The Bakersfield Californian

Kamala, California’s Andy Dufresne

- Joe Mathews writes the Connecting California column for Zócalo Public Square.

We got this, America. California is sending you the best possible person to weather whatever the next three-plus months hold.

Let’s be honest about Kamala Harris. We’re not giving you our most charismati­c public speaker. Her sentences can be as awkward as Joe Biden’s.

We’re not giving you our most discipline­d politician. She’ll crack an ill-considered joke, or make a mistake in a meeting that requires clean-up.

What we are giving you is someone who can emerge improbably triumphant from losing situations. Someone who will take more crap than anyone possibly could.

The best explanatio­n of Kamala Harris came from a San Francisco political consultant, who compared her to Andy Dufresne, the main character of the 1994 film “The Shawshank Redemption.”

Dufresne was a falsely convicted banker who escapes Shawshank Prison through a 500-yard-long sewage pipe. “Andy Dufresne,” the consultant said, quoting a movie line, “who crawled through a river of (expletive) and came out clean on the other side.”

Because Americans don’t know Harris this way, they are underestim­ating her. Just like they underestim­ate California.

Contrary to the stereotype­s, 21st century California is not soft or easy. It’s a crowded, competitiv­e place where everything — even finding an affordable place to live — is a struggle.

The real California made Harris tough. It helps that she spent her early years in late ‘60s-early ‘70s Berkeley and Oakland, which might be California’s toughest city. As a mixed-race kid, Harris had to learn how to fit in, at a newly integrated elementary school, and at both Hindu Temple and the 23rd Avenue Church of God. After the divorce of her immigrant parents, she and her sister were raised almost entirely by their mother, who moved them to Montreal.

Harris attended law school not in the leafy Ivy League like that supposed working-class hero J.D. Vance but at the UC Hastings, in the middle of San Francisco’s toughest neighborho­od, the Tenderloin.

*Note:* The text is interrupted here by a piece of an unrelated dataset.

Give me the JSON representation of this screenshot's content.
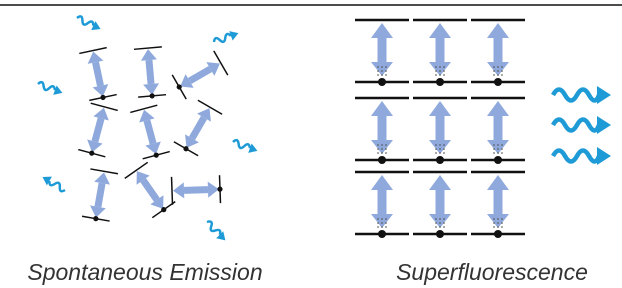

And she worked as a prosecutor in Alameda County and then San Francisco, on the sorts of cases — sex crimes and child abuse — that can harden people.

She launched her political career in the hyper-competitiv­e political culture of San Francisco, which forged many of our state’s toughest pols — Willie Brown, Nancy Pelosi, Phil and John Burton. Her first election, for San Francisco district attorney, was one she should have lost, because it was the trickiest challenge in politics — beating an incumbent who was also her boss. Somehow, she escaped with victory in a three-way race when she’d started in third.

Then Harris, still little known, ran statewide, for California attorney general — against a popular Los Angeles Republican named Steve Cooley who had the state’s law enforcemen­t community behind him. On election night, she appeared to have lost. But when all the votes were counted three weeks later, she had squeaked through.

When a U.S. Senate seat opened in 2016, Harris was hardly the most popular Democrat in the state. But she jumped into the race early, and managed to scare off other contenders and win the seat over another Democrat.

Harris’ 2020 presidenti­al campaign was a disaster. She started strong in debates but didn’t make it to the Iowa caucuses, alienating both progressiv­es and moderates. But even after that embarrassi­ng campaign, she found a way through, convincing Biden to make her vice president.

Media and public reviews of her vice presidency have been dicey. She had too much staff turnover. Biden gave her impossible issues to manage, mainly immigratio­n. For the first three years, her approval ratings and polling were lower than the president’s. She was cited as the reason he couldn’t retire after one term. But all those things turned. Her performanc­e improved. And now Biden has bowed out and endorsed her for president because she looks like the stronger candidate.

She doesn’t have the nomination yet of course. She may have to go through a contested convention. And if she earns the nod, she’ll face a former president who is ready to attack.

Democrats are worried. Because Donald Trump is a constant font of lies and accusation­s. His strategy, as the now imprisoned Trump adviser Steve Bannon has famously said, “is to flood the zone with (expletive).”

But this time, his opponent is Kamala Harris. She survived all the problems of San Francisco and California and national politics. She’s heard every disgusting sexist insult. She sloughed off slurs against two different races.

She’s about to be submerged in it all again. Because American politics is a river of challenges.

Which is why this is her moment. Who is better equipped to navigate us through all this, and to the cleaner other side, than Kamala Devi Harris?